La puñalada que Ciudadanos ha asestado a Manuel Valls, decidida el lunes unilateralmente por Albert Rivera, es la consumación de una política disparatada y absurda que va mucho más allá de Barcelona. El problema no es la “forma de obrar” del ex primer ministro, argumento esgrimido por el aparato de Cs para justificar el golpe autoritario de su líder. La discrepancia sobre la reelección de Ada Colau era perfectamente administrable entre ambos, incluso tenía sentido político que los votos prestados hubieran sido los mínimos necesarios para la ocasión.

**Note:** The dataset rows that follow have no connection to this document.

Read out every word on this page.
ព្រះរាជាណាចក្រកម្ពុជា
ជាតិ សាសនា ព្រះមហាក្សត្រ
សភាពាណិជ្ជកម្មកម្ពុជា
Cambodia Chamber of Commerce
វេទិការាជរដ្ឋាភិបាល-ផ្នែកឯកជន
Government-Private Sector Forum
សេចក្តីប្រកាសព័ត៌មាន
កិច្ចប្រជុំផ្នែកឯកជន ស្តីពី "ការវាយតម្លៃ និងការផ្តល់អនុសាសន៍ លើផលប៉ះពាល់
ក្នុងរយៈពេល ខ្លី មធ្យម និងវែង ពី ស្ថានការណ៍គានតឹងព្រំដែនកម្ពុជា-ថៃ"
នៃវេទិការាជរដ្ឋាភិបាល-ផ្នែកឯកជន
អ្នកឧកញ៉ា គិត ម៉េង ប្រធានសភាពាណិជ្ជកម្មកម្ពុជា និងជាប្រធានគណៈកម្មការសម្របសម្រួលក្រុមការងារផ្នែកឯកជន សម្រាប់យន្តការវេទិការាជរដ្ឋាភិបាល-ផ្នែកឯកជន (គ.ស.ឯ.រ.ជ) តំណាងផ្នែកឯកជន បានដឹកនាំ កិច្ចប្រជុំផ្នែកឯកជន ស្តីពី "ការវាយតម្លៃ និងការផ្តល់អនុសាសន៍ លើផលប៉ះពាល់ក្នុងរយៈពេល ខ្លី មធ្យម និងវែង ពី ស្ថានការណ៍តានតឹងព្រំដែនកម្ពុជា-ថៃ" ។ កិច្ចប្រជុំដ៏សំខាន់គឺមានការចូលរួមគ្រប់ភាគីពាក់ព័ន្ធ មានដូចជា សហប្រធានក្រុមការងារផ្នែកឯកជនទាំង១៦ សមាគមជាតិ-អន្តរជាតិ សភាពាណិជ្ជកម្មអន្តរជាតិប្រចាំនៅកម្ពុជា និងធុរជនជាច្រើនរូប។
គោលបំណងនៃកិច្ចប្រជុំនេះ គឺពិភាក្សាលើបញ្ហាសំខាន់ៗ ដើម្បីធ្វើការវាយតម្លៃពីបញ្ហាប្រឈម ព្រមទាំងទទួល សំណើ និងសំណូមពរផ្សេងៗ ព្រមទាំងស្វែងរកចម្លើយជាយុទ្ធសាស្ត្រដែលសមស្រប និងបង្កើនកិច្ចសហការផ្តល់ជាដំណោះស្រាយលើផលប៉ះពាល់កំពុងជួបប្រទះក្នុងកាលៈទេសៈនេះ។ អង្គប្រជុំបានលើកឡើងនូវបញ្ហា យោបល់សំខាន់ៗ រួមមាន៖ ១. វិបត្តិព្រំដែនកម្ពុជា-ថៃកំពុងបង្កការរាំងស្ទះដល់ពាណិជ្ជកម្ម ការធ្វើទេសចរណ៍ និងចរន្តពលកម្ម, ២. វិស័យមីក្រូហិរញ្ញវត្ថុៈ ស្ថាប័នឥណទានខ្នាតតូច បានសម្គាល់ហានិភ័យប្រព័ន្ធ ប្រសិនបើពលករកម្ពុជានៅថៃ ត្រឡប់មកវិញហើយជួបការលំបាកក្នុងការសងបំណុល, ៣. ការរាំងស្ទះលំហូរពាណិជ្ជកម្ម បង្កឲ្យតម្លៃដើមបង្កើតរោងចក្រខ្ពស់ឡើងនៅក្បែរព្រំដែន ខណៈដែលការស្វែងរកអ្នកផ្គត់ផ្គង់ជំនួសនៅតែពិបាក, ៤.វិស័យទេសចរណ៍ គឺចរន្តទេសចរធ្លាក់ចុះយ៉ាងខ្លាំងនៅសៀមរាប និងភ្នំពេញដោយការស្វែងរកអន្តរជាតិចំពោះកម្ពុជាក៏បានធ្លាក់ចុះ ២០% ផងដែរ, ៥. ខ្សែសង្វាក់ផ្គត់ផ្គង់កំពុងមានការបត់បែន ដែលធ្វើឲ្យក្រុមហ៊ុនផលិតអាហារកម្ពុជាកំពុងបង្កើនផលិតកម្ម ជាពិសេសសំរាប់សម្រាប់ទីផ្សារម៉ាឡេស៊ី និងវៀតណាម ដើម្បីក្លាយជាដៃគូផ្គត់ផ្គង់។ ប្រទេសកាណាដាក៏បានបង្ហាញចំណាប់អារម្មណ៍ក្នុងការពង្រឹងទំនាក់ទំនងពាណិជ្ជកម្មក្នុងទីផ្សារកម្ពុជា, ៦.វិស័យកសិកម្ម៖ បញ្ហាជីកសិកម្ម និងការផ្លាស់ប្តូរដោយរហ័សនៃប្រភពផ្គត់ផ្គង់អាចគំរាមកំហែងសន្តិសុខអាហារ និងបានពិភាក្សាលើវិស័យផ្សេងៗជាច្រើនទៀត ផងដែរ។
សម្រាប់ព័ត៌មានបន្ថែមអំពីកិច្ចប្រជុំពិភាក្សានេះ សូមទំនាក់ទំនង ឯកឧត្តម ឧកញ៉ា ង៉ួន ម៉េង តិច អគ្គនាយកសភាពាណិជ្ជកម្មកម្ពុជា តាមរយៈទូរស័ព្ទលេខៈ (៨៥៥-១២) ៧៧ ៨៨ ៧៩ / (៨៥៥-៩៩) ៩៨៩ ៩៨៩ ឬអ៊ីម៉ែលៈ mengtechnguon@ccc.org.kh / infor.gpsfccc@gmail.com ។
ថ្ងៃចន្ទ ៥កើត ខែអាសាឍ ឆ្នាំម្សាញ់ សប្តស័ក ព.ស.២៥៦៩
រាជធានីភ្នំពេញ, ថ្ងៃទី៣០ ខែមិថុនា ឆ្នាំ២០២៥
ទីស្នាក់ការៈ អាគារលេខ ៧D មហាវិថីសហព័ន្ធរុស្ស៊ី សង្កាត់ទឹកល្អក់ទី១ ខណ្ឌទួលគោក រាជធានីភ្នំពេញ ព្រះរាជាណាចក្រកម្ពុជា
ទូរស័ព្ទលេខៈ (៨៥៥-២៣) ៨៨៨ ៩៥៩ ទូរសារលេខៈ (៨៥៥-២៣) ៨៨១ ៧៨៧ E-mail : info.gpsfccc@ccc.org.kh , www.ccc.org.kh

Únicamente tres para permitir alcanzar los 21 de la mayoría absoluta e impedir así que Ernest Maragall fuera alcalde, mientras la otra mitad del grupo Valls/Cs se abstenía. Frente al independentismo, se optaba por el mal menor sin entusiasmo ni entregar más que los apoyos imprescindibles puesto que no había pacto alguno. La diferencia de criterio podía haberse convertido en una oportunidad para Cs, empezando a modular un discurso muy rígido y escorado a la derecha. Así pues, el problema no era ese y la prueba es que, antes del lunes, tanto Inés Arrimadas como Carlos Carrizosa descartaron en sus declaraciones claramente esa posibilidad.

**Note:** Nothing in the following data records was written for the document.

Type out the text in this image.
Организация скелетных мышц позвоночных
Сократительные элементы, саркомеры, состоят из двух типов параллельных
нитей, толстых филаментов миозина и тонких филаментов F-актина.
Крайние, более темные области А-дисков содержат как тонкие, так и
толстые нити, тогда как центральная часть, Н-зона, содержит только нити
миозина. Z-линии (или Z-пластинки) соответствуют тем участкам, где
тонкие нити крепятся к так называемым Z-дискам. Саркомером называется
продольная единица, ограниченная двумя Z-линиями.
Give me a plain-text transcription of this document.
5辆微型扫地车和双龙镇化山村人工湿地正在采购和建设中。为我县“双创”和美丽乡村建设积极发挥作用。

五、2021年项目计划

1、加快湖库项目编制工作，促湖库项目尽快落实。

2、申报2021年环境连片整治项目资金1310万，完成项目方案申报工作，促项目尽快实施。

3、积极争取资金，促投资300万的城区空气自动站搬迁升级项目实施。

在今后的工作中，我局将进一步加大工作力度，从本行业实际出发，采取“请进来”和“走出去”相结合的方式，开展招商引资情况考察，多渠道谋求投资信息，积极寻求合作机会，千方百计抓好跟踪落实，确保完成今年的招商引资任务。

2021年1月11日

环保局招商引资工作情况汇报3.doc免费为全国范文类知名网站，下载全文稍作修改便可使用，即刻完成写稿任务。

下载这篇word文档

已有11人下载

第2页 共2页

La cuestión es que Rivera está empeñado en ver España en blanco y negro, en hacer realidad su profecía sobre Pedro Sánchez y el PSOE, empujándole a pactar con Podemos y los separatistas, cuando ahora mismo tenía a su alcance un escenario inmejorable para un partido teóricamente de centro. Es incomprensible que pudiendo sumar mayoría absoluta con los socialistas, convirtiéndose en el árbitro de la nueva legislatura no quiera serlo y opte por el cuanto peor, mejor. Cuesta entender ese empecinamiento cuando la política es el arte de lo posible. El problema es que Rivera se niega a reconocer que su estrategia de relevar al PP ha fracasado en las urnas y que los resultados en las municipales y europeas fueron flojos tirando a malos. Antes que aceptar su error y rectificar se aferra a un código absurdo, a esa vieja fórmula hidalga de “sostenella y no enmendalla”. En el fondo, teme se ponga en duda su liderazgo porque hizo una apuesta maximalista por liderar la derecha y echar a Sánchez. Por eso ahora todo lo que cuestione esa estrategia y empuje a rectificarla le resulta insoportable. Lo ve en términos de amenaza de su liderazgo.

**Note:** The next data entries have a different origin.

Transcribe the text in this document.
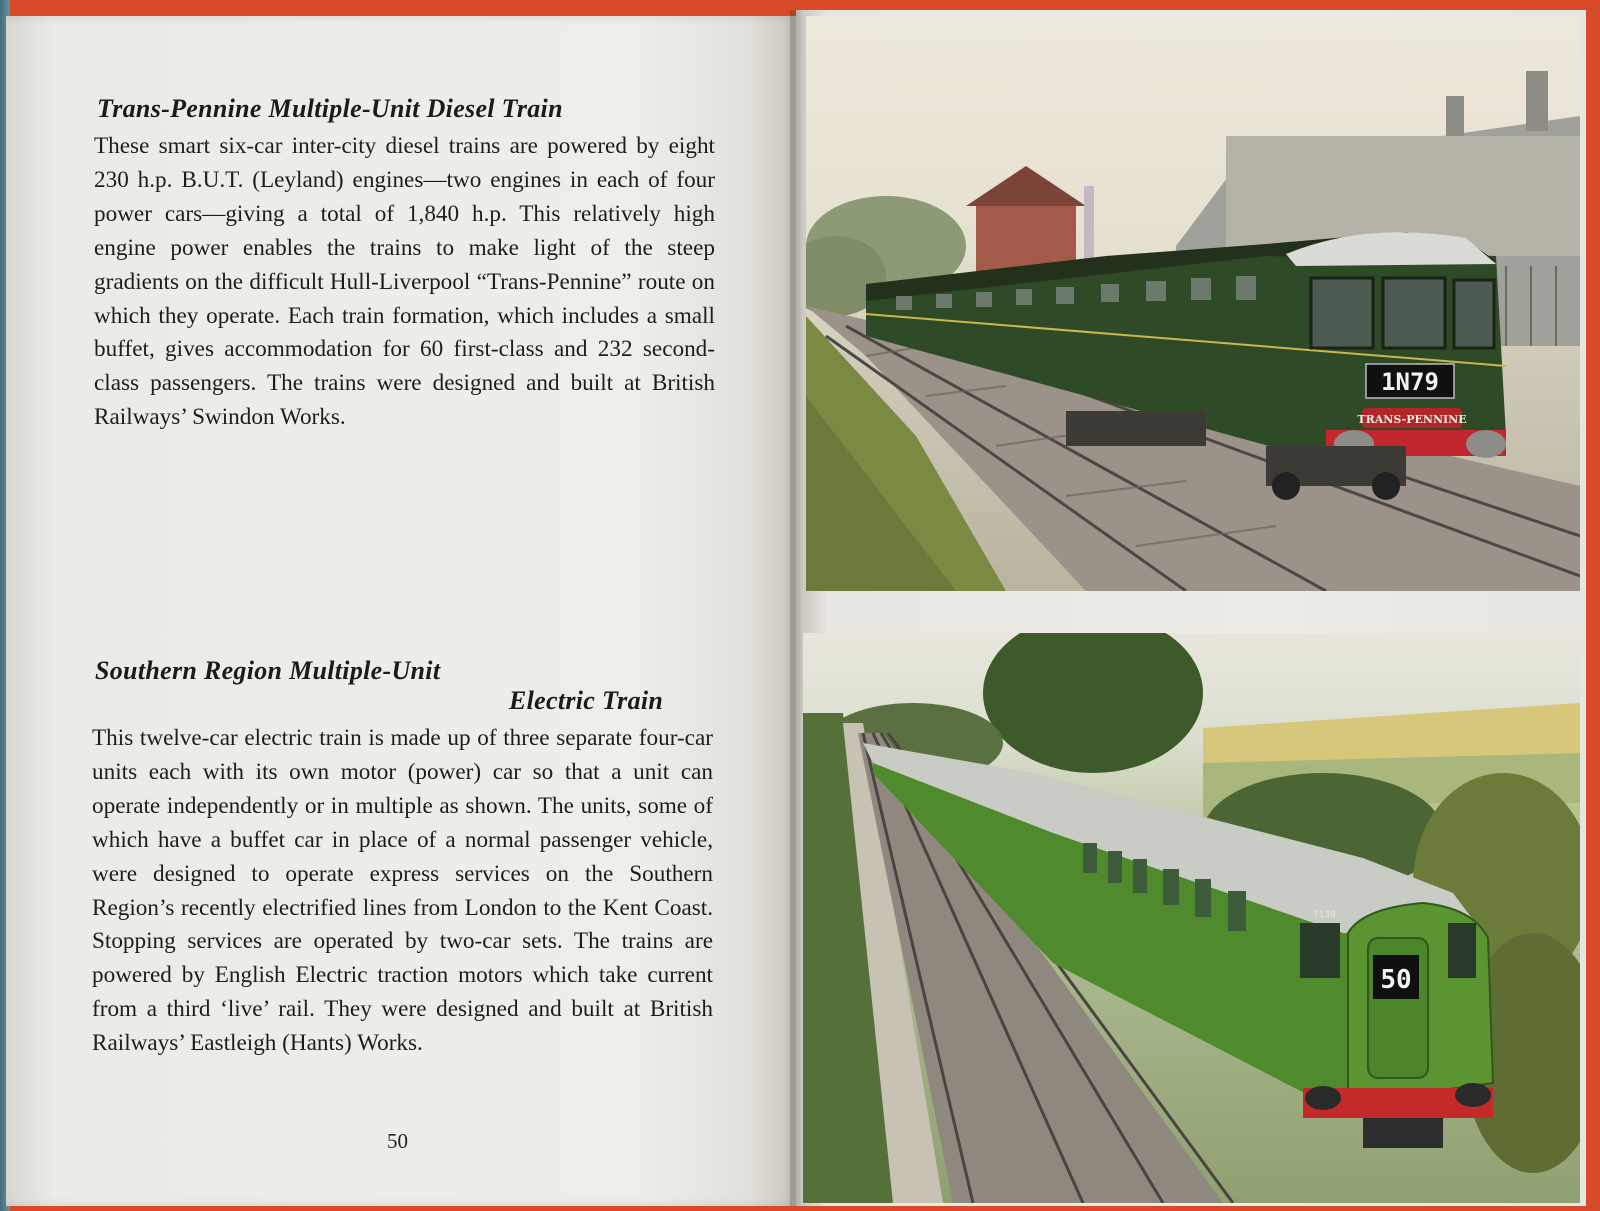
Trans-Pennine Multiple-Unit Diesel Train

These smart six-car inter-city diesel trains are powered by eight 230 h.p. B.U.T. (Leyland) engines—two engines in each of four power cars—giving a total of 1,840 h.p. This relatively high engine power enables the trains to make light of the steep gradients on the difficult Hull-Liverpool “Trans-Pennine” route on which they operate. Each train formation, which includes a small buffet, gives accommodation for 60 first-class and 232 second-class passengers. The trains were designed and built at British Railways’ Swindon Works.

Southern Region Multiple-Unit
Electric Train

This twelve-car electric train is made up of three separate four-car units each with its own motor (power) car so that a unit can operate independently or in multiple as shown. The units, some of which have a buffet car in place of a normal passenger vehicle, were designed to operate express services on the Southern Region’s recently electrified lines from London to the Kent Coast. Stopping services are operated by two-car sets. The trains are powered by English Electric traction motors which take current from a third ‘live’ rail. They were designed and built at British Railways’ Eastleigh (Hants) Works.

50
1N79
TRANS-PENNINE
50
7139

Valls cosechó el sábado en el Consell de Cent un enorme éxito, recibiendo grandes elogios por su talla política y sentido de Estado. Hizo un brillante discurso en el que explicó las razones de su apoyo circunstancial a Colau, sin olvidar los peligros que afronta Europa tanto por parte de la extrema derecha como de los populismos de todo tipo, e hizo una defensa de la triple dimensión catalana, española y europea de Barcelona. Finalmente, dirigió unas palabras directas al exconsejero y concejal electo Joaquim Forn a favor de la Constitución y la justicia española ante el griterío de “llibertat presos polítics” de parte del público. Posiblemente, el protagonismo del ex primer ministro acabó siendo indigerible para el ego de “adolescente caprichoso”, como lo ha calificado Francesc de Carreras, en el que se ha convertido Rivera. Vio en el francocatalán a un rival potencial y decidió cortar amarras antes de que la herejía pudiera extenderse dentro de Cs. La ruptura con Valls es un aviso a los críticos internos (Luis Garicano o Toni Roldán) sobre el futuro que les espera si se atreven a cuestionar las decisiones del líder supremo.